Mackey did as ordered, sinking gratefully down into the surprisingly comfortable basic square-backed chair.
“Yeah,” he said to the owner—his nametag said Callum and the place was called Callum’s, so the odds against him being the owner were nonexistent. “Sorry, we’ll smash. We know each other.”
“Yessir,” the man said. “Who are you saving the seat for?”
Mackey didn’t look up, which was telling in itself. “My mother. I reckon she’ll be here about the middle of the first set.”
“Oh yeah—okay. I got it.”
“We can’t stay for both sets, Mackey,” Blake said hurriedly. “Kell and I only promised—”
“We’ll stay,” Mackey said mildly, and then, only then, did Blake get the feeling something else entirely was going on.
Still, he was not prepared.
Lasagna Kid was actually a really wonderful band for a coffeehouse. T
hey’d never play a coliseum, and they’d probably work best with a monetized YouTube channel rather than a big-time record contract, but Kell and Blake had some contacts for them to help them cut a decent CD at a bargain basement price and an agent who made a living on small bands, because the world needed all the music, not just the kind that played to stadium seating. They finished an enjoyable set, and Kell tapped Blake’s knee and stood to go over to them as they broke down their equipment. He was talking quietly to their front man—a stunningly gorgeous, androgynous person dressed in a crisp white dress shirt and black slacks—offering cards and a smile and a handshake and encouragement. At one point, the singer looked over at Blake and nodded. Kell looked at him and back, nodding too.
Right then, Heather Sanders walked into the room, and Blake’s attention was called to the door in surprise as she greeted Deborah and Crane and then hugged Trav.
“Your mom’s here,” he said out loud in general.
“Yup.” Mackey didn’t move.
“Wait—where’s Cheever? She must have come up with—”
Three things happened at that exact moment.
Heather came to sit down with them, putting her hand on Blake’s shoulder first and kissing his cheek warmly.
Another woman—the same age as Heather but dressed in fuchsia-and-eggplant-colored leather, with spikes around the wrist and neck, and sporting far more bitter wrinkles—tried to get through the door, only to be turned away by security, who had apparently been briefed on Blake’s mother, including the last known photograph.

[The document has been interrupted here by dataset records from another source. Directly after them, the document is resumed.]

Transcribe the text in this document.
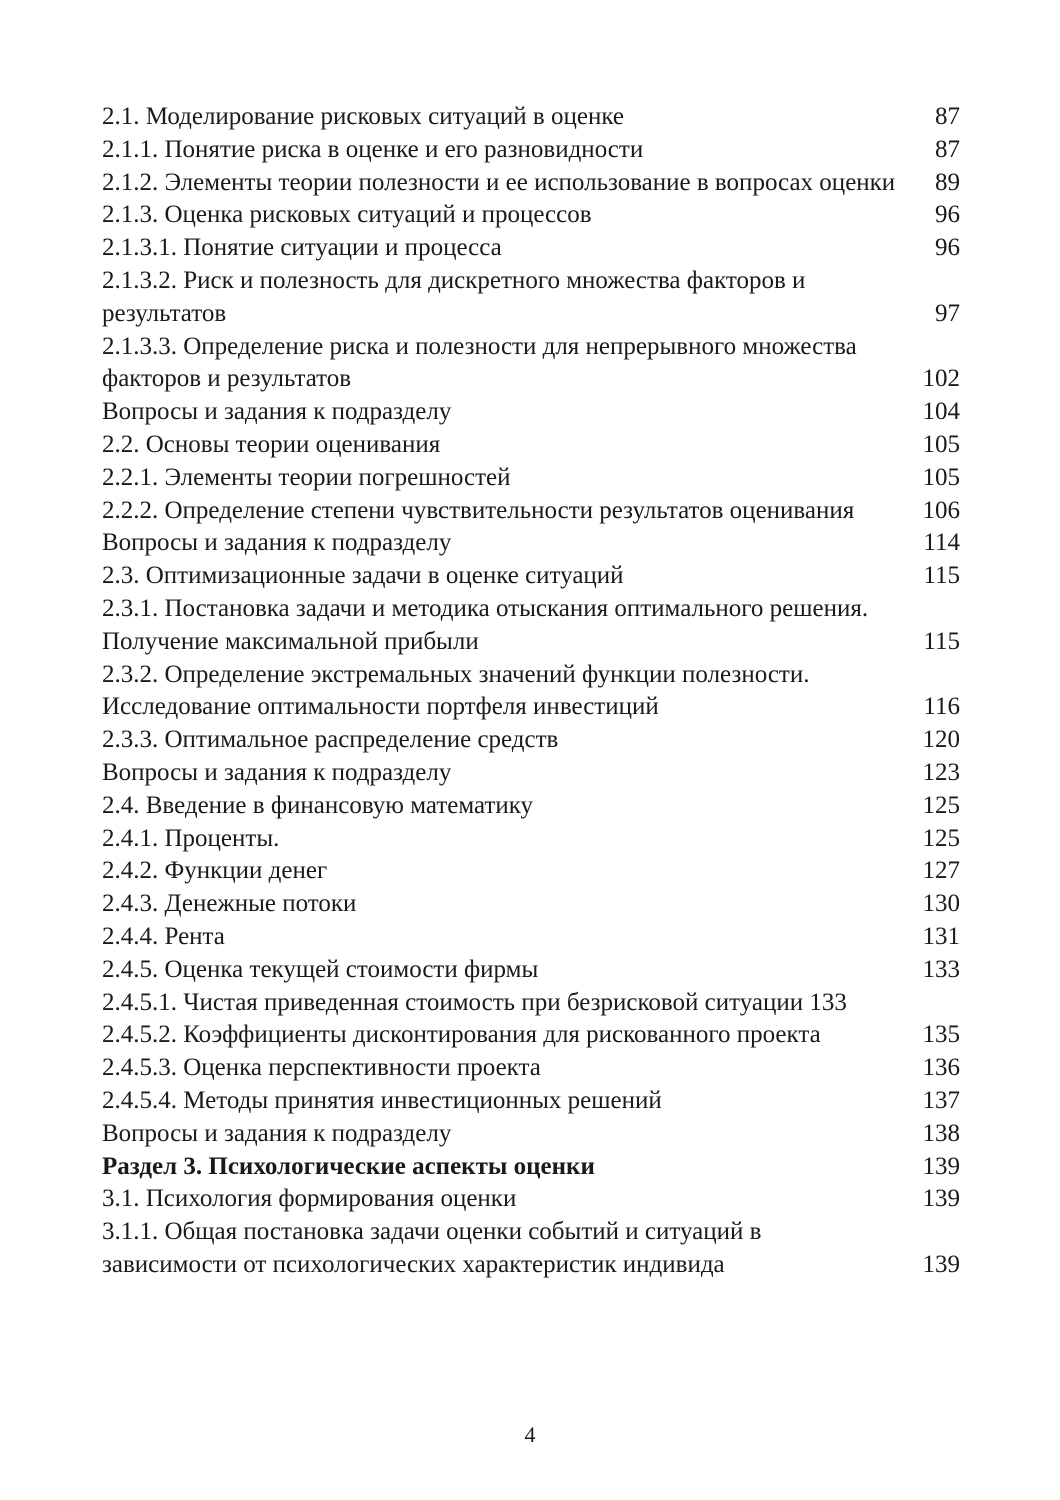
2.1. Моделирование рисковых ситуаций в оценке	87
2.1.1. Понятие риска в оценке и его разновидности	87
2.1.2. Элементы теории полезности и ее использование в вопросах оценки 89
2.1.3. Оценка рисковых ситуаций и процессов	96
2.1.3.1. Понятие ситуации и процесса	96
2.1.3.2. Риск и полезность для дискретного множества факторов и результатов	97
2.1.3.3. Определение риска и полезности для непрерывного множества факторов и результатов	102
Вопросы и задания к подразделу	104
2.2. Основы теории оценивания	105
2.2.1. Элементы теории погрешностей	105
2.2.2. Определение степени чувствительности результатов оценивания	106
Вопросы и задания к подразделу	114
2.3. Оптимизационные задачи в оценке ситуаций	115
2.3.1. Постановка задачи и методика отыскания оптимального решения. Получение максимальной прибыли	115
2.3.2. Определение экстремальных значений функции полезности. Исследование оптимальности портфеля инвестиций	116
2.3.3. Оптимальное распределение средств	120
Вопросы и задания к подразделу	123
2.4. Введение в финансовую математику	125
2.4.1. Проценты.	125
2.4.2. Функции денег	127
2.4.3. Денежные потоки	130
2.4.4. Рента	131
2.4.5. Оценка текущей стоимости фирмы	133
2.4.5.1. Чистая приведенная стоимость при безрисковой ситуации 133
2.4.5.2. Коэффициенты дисконтирования для рискованного проекта	135
2.4.5.3. Оценка перспективности проекта	136
2.4.5.4. Методы принятия инвестиционных решений	137
Вопросы и задания к подразделу	138
Раздел 3. Психологические аспекты оценки	139
3.1. Психология формирования оценки	139
3.1.1. Общая постановка задачи оценки событий и ситуаций в зависимости от психологических характеристик индивида	139
4
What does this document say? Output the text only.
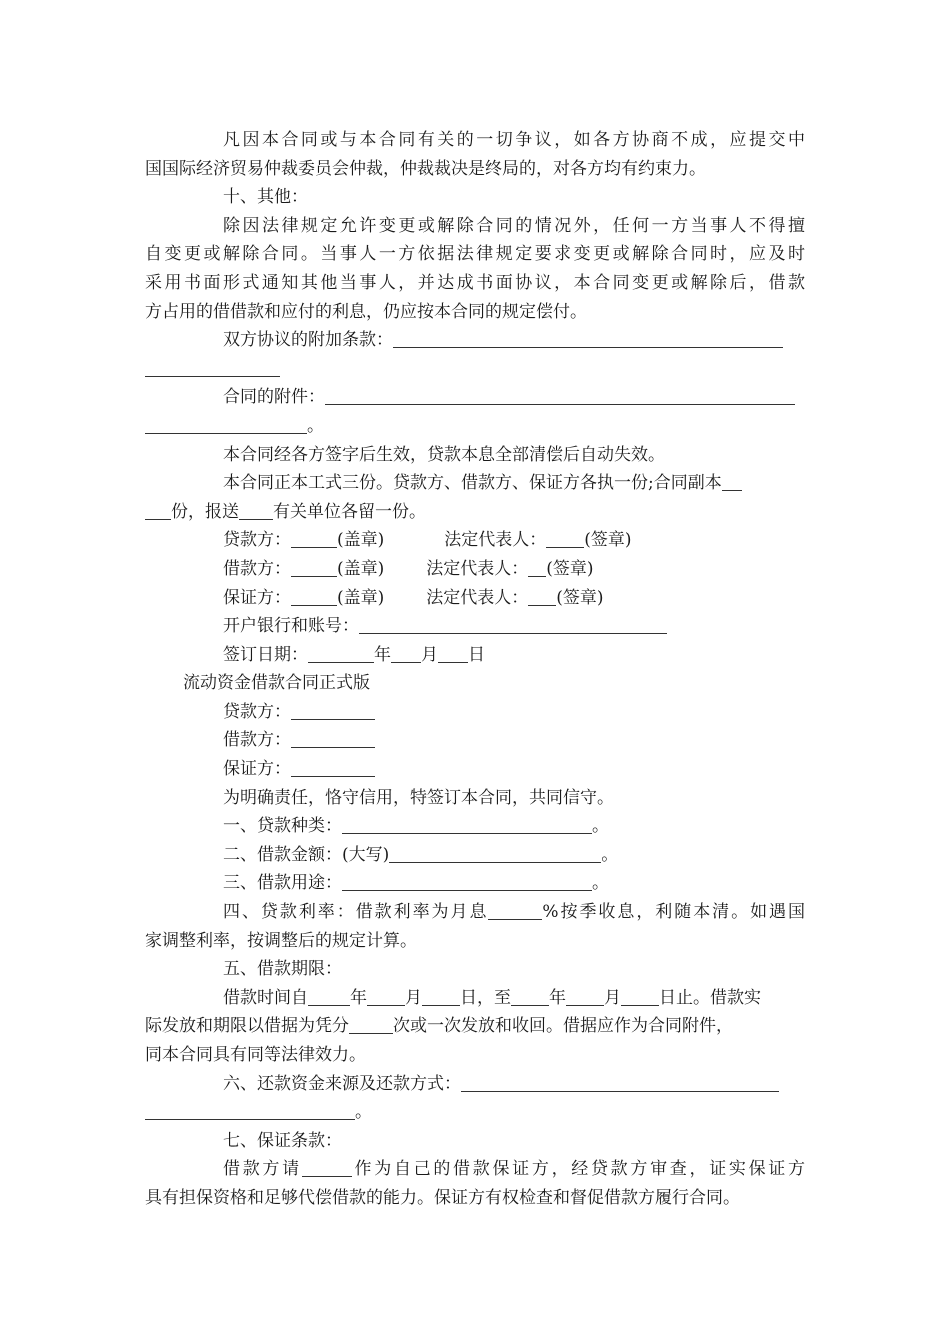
凡因本合同或与本合同有关的一切争议，如各方协商不成，应提交中
国国际经济贸易仲裁委员会仲裁，仲裁裁决是终局的，对各方均有约束力。
十、其他：
除因法律规定允许变更或解除合同的情况外，任何一方当事人不得擅
自变更或解除合同。当事人一方依据法律规定要求变更或解除合同时，应及时
采用书面形式通知其他当事人，并达成书面协议，本合同变更或解除后，借款
方占用的借借款和应付的利息，仍应按本合同的规定偿付。
双方协议的附加条款：
合同的附件：
。
本合同经各方签字后生效，贷款本息全部清偿后自动失效。
本合同正本工式三份。贷款方、借款方、保证方各执一份;合同副本
份，报送 有关单位各留一份。
贷款方：	(盖章)	法定代表人： (签章)
借款方：	(盖章) 法定代表人： (签章)
保证方：	(盖章) 法定代表人： (签章)
开户银行和账号：
签订日期：	年 月 日
流动资金借款合同正式版
贷款方：
借款方：
保证方：
为明确责任，恪守信用，特签订本合同，共同信守。
一、贷款种类：	。
二、借款金额：(大写)	。
三、借款用途：	。
四、贷款利率：借款利率为月息	%按季收息，利随本清。如遇国
家调整利率，按调整后的规定计算。
五、借款期限：
借款时间自 年 月 日，至 年 月 日止。借款实
际发放和期限以借据为凭分	次或一次发放和收回。借据应作为合同附件，
同本合同具有同等法律效力。
六、还款资金来源及还款方式：
。
七、保证条款：
借款方请	作为自己的借款保证方，经贷款方审查，证实保证方
具有担保资格和足够代偿借款的能力。保证方有权检查和督促借款方履行合同。
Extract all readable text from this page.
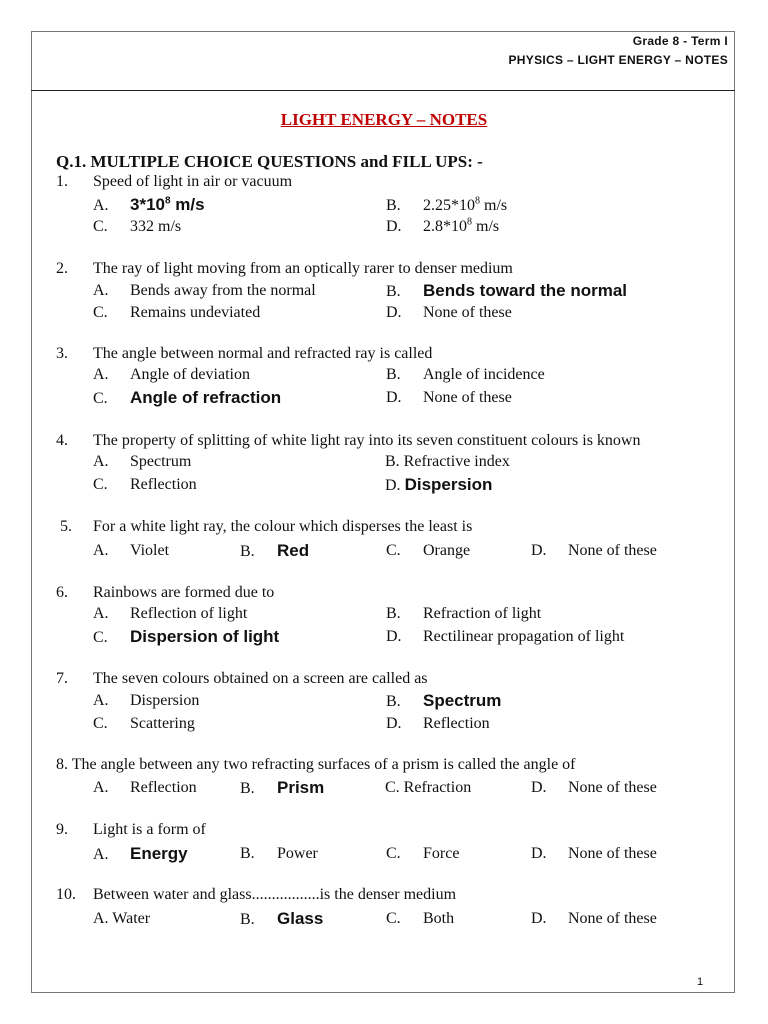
Grade 8 - Term I
PHYSICS – LIGHT ENERGY – NOTES
LIGHT ENERGY – NOTES
Q.1. MULTIPLE CHOICE QUESTIONS and FILL UPS: -
1. Speed of light in air or vacuum
A. $3*10^8$ m/s	B. $2.25*10^8$ m/s
C. 332 m/s	D. $2.8*10^8$ m/s
2. The ray of light moving from an optically rarer to denser medium
A. Bends away from the normal	B. Bends toward the normal
C. Remains undeviated	D. None of these
3. The angle between normal and refracted ray is called
A. Angle of deviation	B. Angle of incidence
C. Angle of refraction	D. None of these
4. The property of splitting of white light ray into its seven constituent colours is known
A. Spectrum	B. Refractive index
C. Reflection	D. Dispersion
5. For a white light ray, the colour which disperses the least is
A. Violet	B. Red	C. Orange	D. None of these
6. Rainbows are formed due to
A. Reflection of light	B. Refraction of light
C. Dispersion of light	D. Rectilinear propagation of light
7. The seven colours obtained on a screen are called as
A. Dispersion	B. Spectrum
C. Scattering	D. Reflection
8. The angle between any two refracting surfaces of a prism is called the angle of
A. Reflection	B. Prism	C. Refraction	D. None of these
9. Light is a form of
A. Energy	B. Power	C. Force	D. None of these
10. Between water and glass.................is the denser medium
A. Water	B. Glass	C. Both	D. None of these
1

And the lead singer for Lasagna Kid set a stool down in front of the mic and spoke to the rest of the coffeehouse.
“We appreciate you all not leaving,” they said in a modulated voice between alto and tenor. “But maybe that’s because you saw our famous audience.” They led a round of applause, and Blake and the others all waved sheepishly. It was inevitable, but then that’s why they were here.
“So, Outbreak Monkey came here to give unselfishly of their time, and we understand their newest member, Cheever Sanders, is here to give us a little show of his own. Everybody, welcome a one-man act, Cheever Sanders is Monkey Shines.”